Friday, February 12, 2010

Tweaking reality -- Photoshop turns 20

It's a birthday that art directors and editors will wish to mark -- next Friday is the 20th anniversary of the introduction of Photoshop. The ubiquitous image manipulation software has been used for good in the magazine business (but also for some not-so-good purposes, including cover shot makeovers on fashion and celebrity titles. The example below shows actress Keira Knightly before and after.)
[photo: Splash News]
As Charles Arthur notes in an article for the Guardian, the proprietors of Photoshop (Adobe) decries use of the brand's name as a verb, but nevertheless it often is, usually as a term of abuse. And he points out that photo manipulation has always been with us.

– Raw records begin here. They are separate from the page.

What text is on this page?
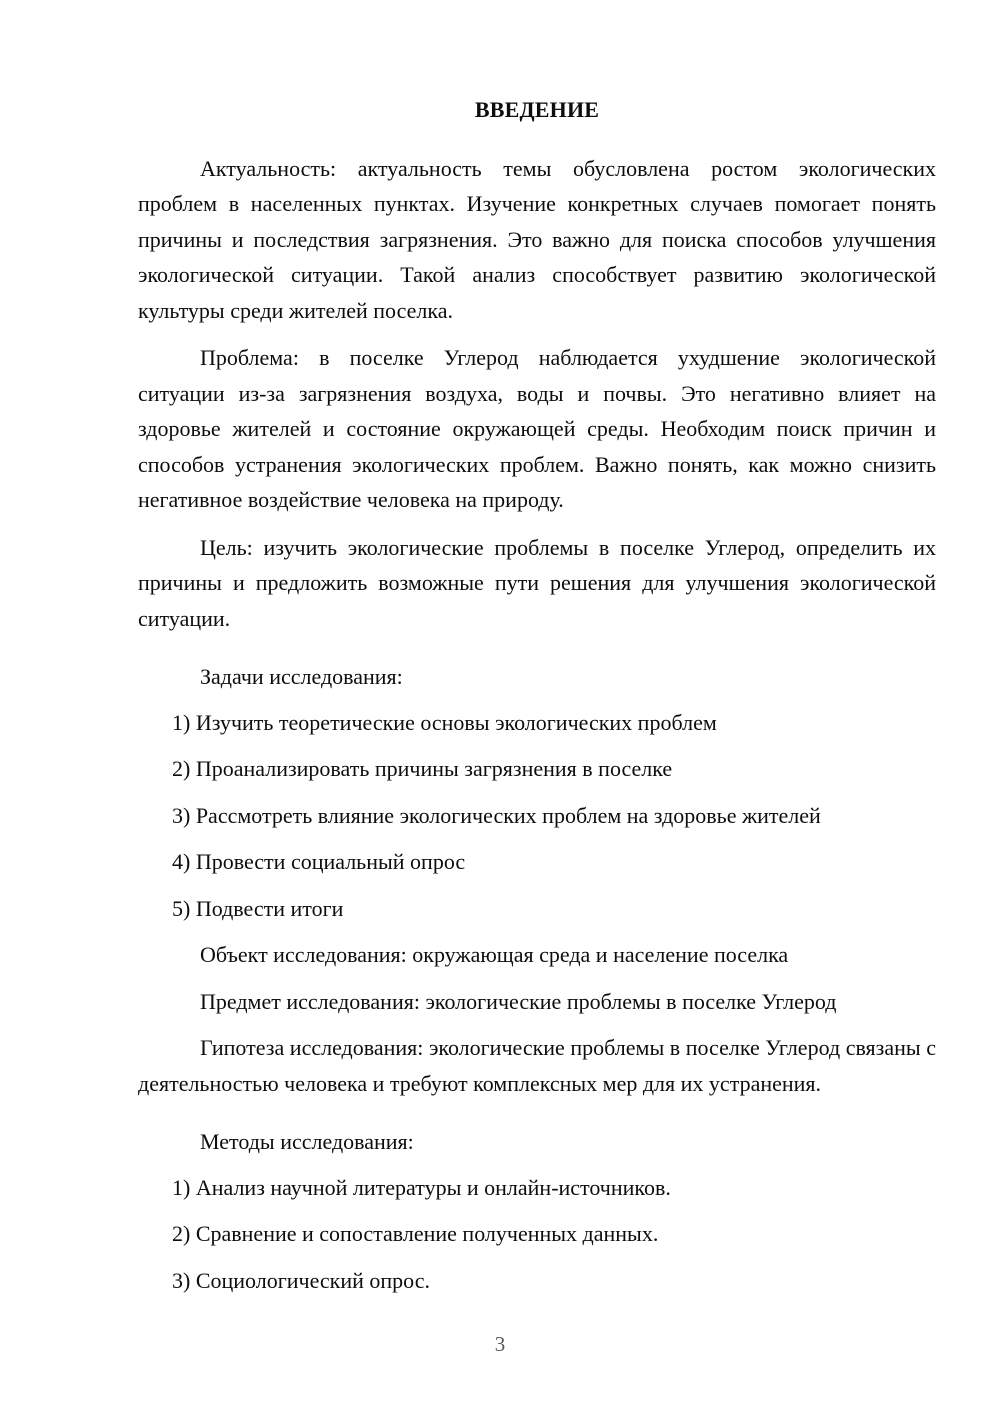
ВВЕДЕНИЕ

Актуальность: актуальность темы обусловлена ростом экологических проблем в населенных пунктах. Изучение конкретных случаев помогает понять причины и последствия загрязнения. Это важно для поиска способов улучшения экологической ситуации. Такой анализ способствует развитию экологической культуры среди жителей поселка.

Проблема: в поселке Углерод наблюдается ухудшение экологической ситуации из-за загрязнения воздуха, воды и почвы. Это негативно влияет на здоровье жителей и состояние окружающей среды. Необходим поиск причин и способов устранения экологических проблем. Важно понять, как можно снизить негативное воздействие человека на природу.

Цель: изучить экологические проблемы в поселке Углерод, определить их причины и предложить возможные пути решения для улучшения экологической ситуации.

Задачи исследования:

1) Изучить теоретические основы экологических проблем
2) Проанализировать причины загрязнения в поселке
3) Рассмотреть влияние экологических проблем на здоровье жителей
4) Провести социальный опрос
5) Подвести итоги

Объект исследования: окружающая среда и население поселка

Предмет исследования: экологические проблемы в поселке Углерод

Гипотеза исследования: экологические проблемы в поселке Углерод связаны с деятельностью человека и требуют комплексных мер для их устранения.

Методы исследования:

1) Анализ научной литературы и онлайн-источников.
2) Сравнение и сопоставление полученных данных.
3) Социологический опрос.
3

But it was Photoshop that made ­altering images routine. It began ­circumspectly as a program written by Thomas Knoll, who, in the ­autumn of 1987, was doing in a PhD in computer vision but for fun wrote a program to display images with grey in them on a black-and-white monitor. Knoll called the program Display, writing it on his Mac Plus computer. Then his brother John, who worked at George Lucas's Industrial Light and Magic company, which did the visual effects for the Star Wars films, noticed its potential. They collaborated, bought a Macintosh II – capable of displaying colours! – and set to work; the program's name mutated until they hit on Photoshop.
There's a dedicated Photoshop Disasters website that compiles visual disasters.